Langewiesche’s local connections provide him with a unique insight into the bitter unravelling of Algerian society at the time. In Tamanrasset he takes an excursion east to explore some remote art, but is used as an unwitting decoy to enable his truly odious guide to smuggle in Libyan arms for the Tuareg cause. The festering acrimony between the two is laid bare after Langewiesche is abandoned in a canyon for a couple of days where he’s forced to confront his own death.
Mirroring local attitudes, he writes without sentimentality about the Sahara and its inhabitants: wily opportunists, smug entrepreneurs, mendacious braggarts, ‘Camel [cig] commercial’ adventurers and sun-fried ex-pats. There’s a lip-smacking ‘I-told-you-so’ sensationalism used to recount several tales of travellers perishing in the desert, embellishing the deadly glamour of the pitiless Sahara.
Having crossed the Sahara and now without the privilege of local friends, the mood grows gloomier and possibly resentful as the author has to fend for himself and becomes preoccupied with the incompetence and corruption of the desiccated Sahel. Weakened by illness, the book speeds towards a quick end in Dakar. A back cover quote from Newsweek suggests the book “makes the desert’s exoticism bloom…”, a nice idea but not how I saw it. Langewiesche writes unsentimentally and with a sparse, gritty realism, whether describing the futility of the Tuareg rebellion and overseas aid, the short-sighted ‘Inshallah-syndrome’ and, ultimately, the desert’s grinding indifference.

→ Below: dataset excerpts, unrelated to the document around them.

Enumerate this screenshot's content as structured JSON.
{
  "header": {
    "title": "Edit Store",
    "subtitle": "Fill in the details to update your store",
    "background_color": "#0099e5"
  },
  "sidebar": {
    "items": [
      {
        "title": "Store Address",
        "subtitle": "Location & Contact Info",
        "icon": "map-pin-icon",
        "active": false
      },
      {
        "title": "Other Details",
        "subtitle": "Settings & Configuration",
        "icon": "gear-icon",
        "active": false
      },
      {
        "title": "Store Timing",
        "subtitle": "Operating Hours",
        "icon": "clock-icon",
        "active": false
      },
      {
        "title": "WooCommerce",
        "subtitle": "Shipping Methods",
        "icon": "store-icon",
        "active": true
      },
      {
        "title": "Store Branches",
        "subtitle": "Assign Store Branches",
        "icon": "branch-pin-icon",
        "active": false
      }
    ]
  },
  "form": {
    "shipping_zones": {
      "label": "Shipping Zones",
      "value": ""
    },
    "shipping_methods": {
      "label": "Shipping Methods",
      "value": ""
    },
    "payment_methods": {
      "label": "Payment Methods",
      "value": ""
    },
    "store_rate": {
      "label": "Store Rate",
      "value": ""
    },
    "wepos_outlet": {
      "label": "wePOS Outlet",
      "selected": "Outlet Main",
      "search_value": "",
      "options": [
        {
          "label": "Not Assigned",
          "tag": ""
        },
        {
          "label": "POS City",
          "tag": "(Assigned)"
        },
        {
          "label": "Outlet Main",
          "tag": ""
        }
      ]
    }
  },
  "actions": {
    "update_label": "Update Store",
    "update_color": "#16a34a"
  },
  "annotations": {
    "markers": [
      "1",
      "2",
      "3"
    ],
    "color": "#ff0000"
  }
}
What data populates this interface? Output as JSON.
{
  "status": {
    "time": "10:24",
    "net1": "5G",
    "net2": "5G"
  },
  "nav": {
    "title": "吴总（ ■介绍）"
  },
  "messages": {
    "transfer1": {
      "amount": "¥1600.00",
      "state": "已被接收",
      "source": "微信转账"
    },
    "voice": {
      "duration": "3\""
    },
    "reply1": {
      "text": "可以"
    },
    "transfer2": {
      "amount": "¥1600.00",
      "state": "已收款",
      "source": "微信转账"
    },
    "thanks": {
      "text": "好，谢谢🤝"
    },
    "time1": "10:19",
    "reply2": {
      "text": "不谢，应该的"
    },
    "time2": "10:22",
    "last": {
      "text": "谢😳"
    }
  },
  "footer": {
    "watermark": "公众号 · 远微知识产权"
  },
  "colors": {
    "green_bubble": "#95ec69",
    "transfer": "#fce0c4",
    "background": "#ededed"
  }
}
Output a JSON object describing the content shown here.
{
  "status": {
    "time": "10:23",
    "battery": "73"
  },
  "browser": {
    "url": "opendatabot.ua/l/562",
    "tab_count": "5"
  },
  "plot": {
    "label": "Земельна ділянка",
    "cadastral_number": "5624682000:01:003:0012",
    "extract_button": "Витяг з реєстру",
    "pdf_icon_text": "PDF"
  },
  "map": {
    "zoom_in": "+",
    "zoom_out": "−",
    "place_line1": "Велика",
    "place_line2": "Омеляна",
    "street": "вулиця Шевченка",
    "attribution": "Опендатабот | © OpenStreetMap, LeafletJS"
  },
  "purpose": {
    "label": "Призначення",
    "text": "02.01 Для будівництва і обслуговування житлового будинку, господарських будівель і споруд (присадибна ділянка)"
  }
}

Readers familiar with the Sahara will become easily absorbed with the many familiar characters and situations described during this unhappy episode of Saharan history. While Langewiesche prefers to remain studiously enigmatic and, at his worst, comes across as patronising and condescending (other tourists become an easy target, as they do in so many books like this, such as Quentin Crewe’s In Search of the Sahara). But I found this book is true to its title and will be a worthwhile addition of any Saharophile’s library.